We have previously held that one of the primary distinctions between the offenses of assault and battery with a dangerous weapon as defined in 21 O.S. 1971 § 645[ 21-645] and aggravated assault and battery as defined in 21 O.S. 1971 § 646[ 21-646] is the specific "intent to do bodily harm." Specific intent is not an element of aggravated assault and battery in that the general intent is presumed from the criminal act itself, but such proof of "intent to do bodily harm" is a necessary element of assault and battery with a dangerous weapon. See Quinn v. State, Okla. Cr. 485 P.2d 474 (1971), Morris v. State, Okla. Cr. 515 P.2d 266 (1973) and State v. Madden, Okla. Cr. 562 P.2d 1177 (1977).
The specific "intent to do bodily harm" must be proved by either direct or circumstantial evidence which might infer intent from the act done and is a question of fact to be determined by the jury. In speaking to this issue in Vandiver v. State, 97 Okla. Cr. 217, 261 P.2d 617, 625 (1953) we cited with approval Thacker v. Commonwealth, 134 Va. 767, 114 S.E. 504, 505, wherein the Court stated:
"When a statute makes an offense to consist of an act combined with a particular intent, that intent is just as necessary to be proved as the act itself, and must be found as a matter of fact before a conviction can be had; and no intent in law or mere legal presumption, differing from the intent in fact, can be allowed to supply the place of the latter.
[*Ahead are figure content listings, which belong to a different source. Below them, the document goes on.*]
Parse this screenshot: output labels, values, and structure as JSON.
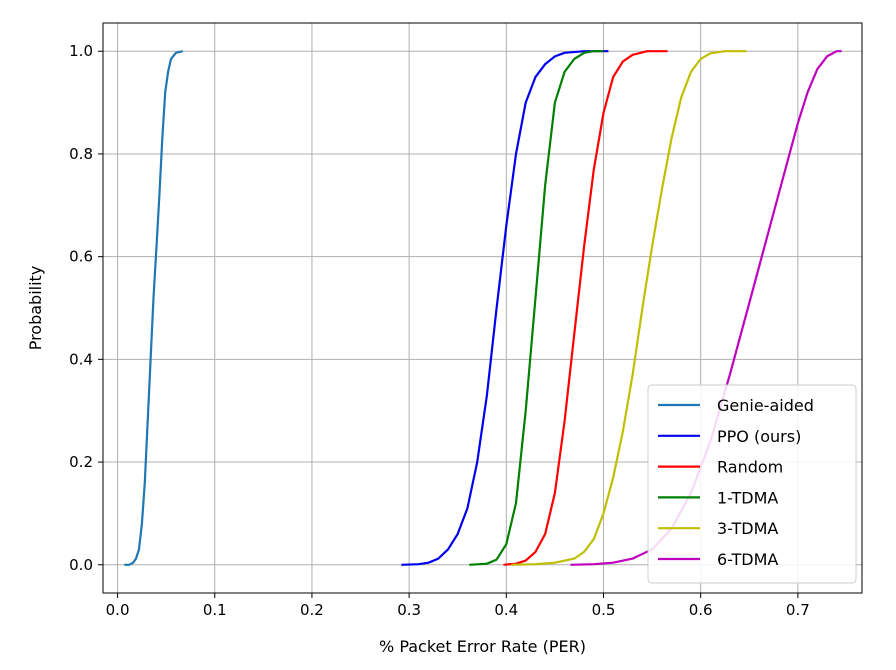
{
  "chart_data": {
    "type": "line",
    "title": "",
    "xlabel": "% Packet Error Rate (PER)",
    "ylabel": "Probability",
    "xlim": [
      -0.015,
      0.766
    ],
    "ylim": [
      -0.055,
      1.055
    ],
    "xticks": [
      0.0,
      0.1,
      0.2,
      0.3,
      0.4,
      0.5,
      0.6,
      0.7
    ],
    "xtick_labels": [
      "0.0",
      "0.1",
      "0.2",
      "0.3",
      "0.4",
      "0.5",
      "0.6",
      "0.7"
    ],
    "yticks": [
      0.0,
      0.2,
      0.4,
      0.6,
      0.8,
      1.0
    ],
    "ytick_labels": [
      "0.0",
      "0.2",
      "0.4",
      "0.6",
      "0.8",
      "1.0"
    ],
    "grid": true,
    "legend_position": "lower-right",
    "series": [
      {
        "name": "Genie-aided",
        "color": "#1f77b4",
        "points": [
          [
            0.007,
            0.0
          ],
          [
            0.012,
            0.0
          ],
          [
            0.016,
            0.004
          ],
          [
            0.019,
            0.012
          ],
          [
            0.022,
            0.03
          ],
          [
            0.025,
            0.08
          ],
          [
            0.028,
            0.16
          ],
          [
            0.031,
            0.28
          ],
          [
            0.034,
            0.4
          ],
          [
            0.037,
            0.52
          ],
          [
            0.04,
            0.62
          ],
          [
            0.043,
            0.72
          ],
          [
            0.046,
            0.83
          ],
          [
            0.049,
            0.92
          ],
          [
            0.052,
            0.96
          ],
          [
            0.055,
            0.985
          ],
          [
            0.06,
            0.997
          ],
          [
            0.067,
            1.0
          ]
        ]
      },
      {
        "name": "PPO (ours)",
        "color": "#0000ee",
        "points": [
          [
            0.292,
            0.0
          ],
          [
            0.31,
            0.001
          ],
          [
            0.32,
            0.004
          ],
          [
            0.33,
            0.012
          ],
          [
            0.34,
            0.03
          ],
          [
            0.35,
            0.06
          ],
          [
            0.36,
            0.11
          ],
          [
            0.37,
            0.2
          ],
          [
            0.38,
            0.33
          ],
          [
            0.39,
            0.5
          ],
          [
            0.4,
            0.66
          ],
          [
            0.41,
            0.8
          ],
          [
            0.42,
            0.9
          ],
          [
            0.43,
            0.95
          ],
          [
            0.44,
            0.975
          ],
          [
            0.45,
            0.99
          ],
          [
            0.46,
            0.997
          ],
          [
            0.48,
            1.0
          ],
          [
            0.505,
            1.0
          ]
        ]
      },
      {
        "name": "Random",
        "color": "#ff0000",
        "points": [
          [
            0.397,
            0.0
          ],
          [
            0.41,
            0.002
          ],
          [
            0.42,
            0.008
          ],
          [
            0.43,
            0.025
          ],
          [
            0.44,
            0.06
          ],
          [
            0.45,
            0.14
          ],
          [
            0.46,
            0.28
          ],
          [
            0.47,
            0.45
          ],
          [
            0.48,
            0.62
          ],
          [
            0.49,
            0.77
          ],
          [
            0.5,
            0.88
          ],
          [
            0.51,
            0.95
          ],
          [
            0.52,
            0.98
          ],
          [
            0.53,
            0.993
          ],
          [
            0.545,
            1.0
          ],
          [
            0.566,
            1.0
          ]
        ]
      },
      {
        "name": "1-TDMA",
        "color": "#008000",
        "points": [
          [
            0.362,
            0.0
          ],
          [
            0.38,
            0.002
          ],
          [
            0.39,
            0.01
          ],
          [
            0.4,
            0.04
          ],
          [
            0.41,
            0.12
          ],
          [
            0.42,
            0.3
          ],
          [
            0.43,
            0.52
          ],
          [
            0.44,
            0.74
          ],
          [
            0.45,
            0.9
          ],
          [
            0.46,
            0.96
          ],
          [
            0.47,
            0.985
          ],
          [
            0.48,
            0.997
          ],
          [
            0.49,
            1.0
          ],
          [
            0.5,
            1.0
          ]
        ]
      },
      {
        "name": "3-TDMA",
        "color": "#bfbf00",
        "points": [
          [
            0.405,
            0.0
          ],
          [
            0.43,
            0.001
          ],
          [
            0.45,
            0.004
          ],
          [
            0.47,
            0.012
          ],
          [
            0.48,
            0.025
          ],
          [
            0.49,
            0.05
          ],
          [
            0.5,
            0.1
          ],
          [
            0.51,
            0.17
          ],
          [
            0.52,
            0.26
          ],
          [
            0.53,
            0.37
          ],
          [
            0.54,
            0.5
          ],
          [
            0.55,
            0.62
          ],
          [
            0.56,
            0.73
          ],
          [
            0.57,
            0.83
          ],
          [
            0.58,
            0.91
          ],
          [
            0.59,
            0.96
          ],
          [
            0.6,
            0.985
          ],
          [
            0.61,
            0.996
          ],
          [
            0.625,
            1.0
          ],
          [
            0.647,
            1.0
          ]
        ]
      },
      {
        "name": "6-TDMA",
        "color": "#bf00bf",
        "points": [
          [
            0.466,
            0.0
          ],
          [
            0.49,
            0.001
          ],
          [
            0.51,
            0.004
          ],
          [
            0.53,
            0.012
          ],
          [
            0.55,
            0.03
          ],
          [
            0.57,
            0.07
          ],
          [
            0.59,
            0.14
          ],
          [
            0.61,
            0.24
          ],
          [
            0.63,
            0.37
          ],
          [
            0.65,
            0.51
          ],
          [
            0.67,
            0.65
          ],
          [
            0.69,
            0.79
          ],
          [
            0.7,
            0.86
          ],
          [
            0.71,
            0.92
          ],
          [
            0.72,
            0.965
          ],
          [
            0.73,
            0.99
          ],
          [
            0.74,
            1.0
          ],
          [
            0.745,
            1.0
          ]
        ]
      }
    ]
  }
}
Roberts v. People, 19 Mich. 401; Maher v. People, 10 Mich. 212, 81 Am.Dec. 781; 1 Whart. Crim.Law, § 316, Vandermark v. People, 47 Ill. 122; Callahan v. State, 21 Ohio St. 306; Kunkle v. State, 32 Ind. 220; State v. Meadows, 18 W. Va. 658; 3 Bish.New Crim.Proced. p. 1290; Kinnebrew v. State, 80 Ga. 232, 5 S.E. 56; Lacefield v. State, 34 Ark. 275, 36 Am.Rep. 8."
It was thus error for the trial court to give a binding instruction as to an essential element of the offense. See also Payne v. State, Okla. Cr. 435 P.2d 424 (1967), Baledge v. State, Okla. Cr. 536 P.2d 1329 (1975) and United States v. Romano, 382 U.S. 136, 86 S.Ct. 279, 15 L.Ed.2d 210 (1965).
The cause is REVERSED and REMANDED.
CORNISH, P.J., and BRETT, J., concur.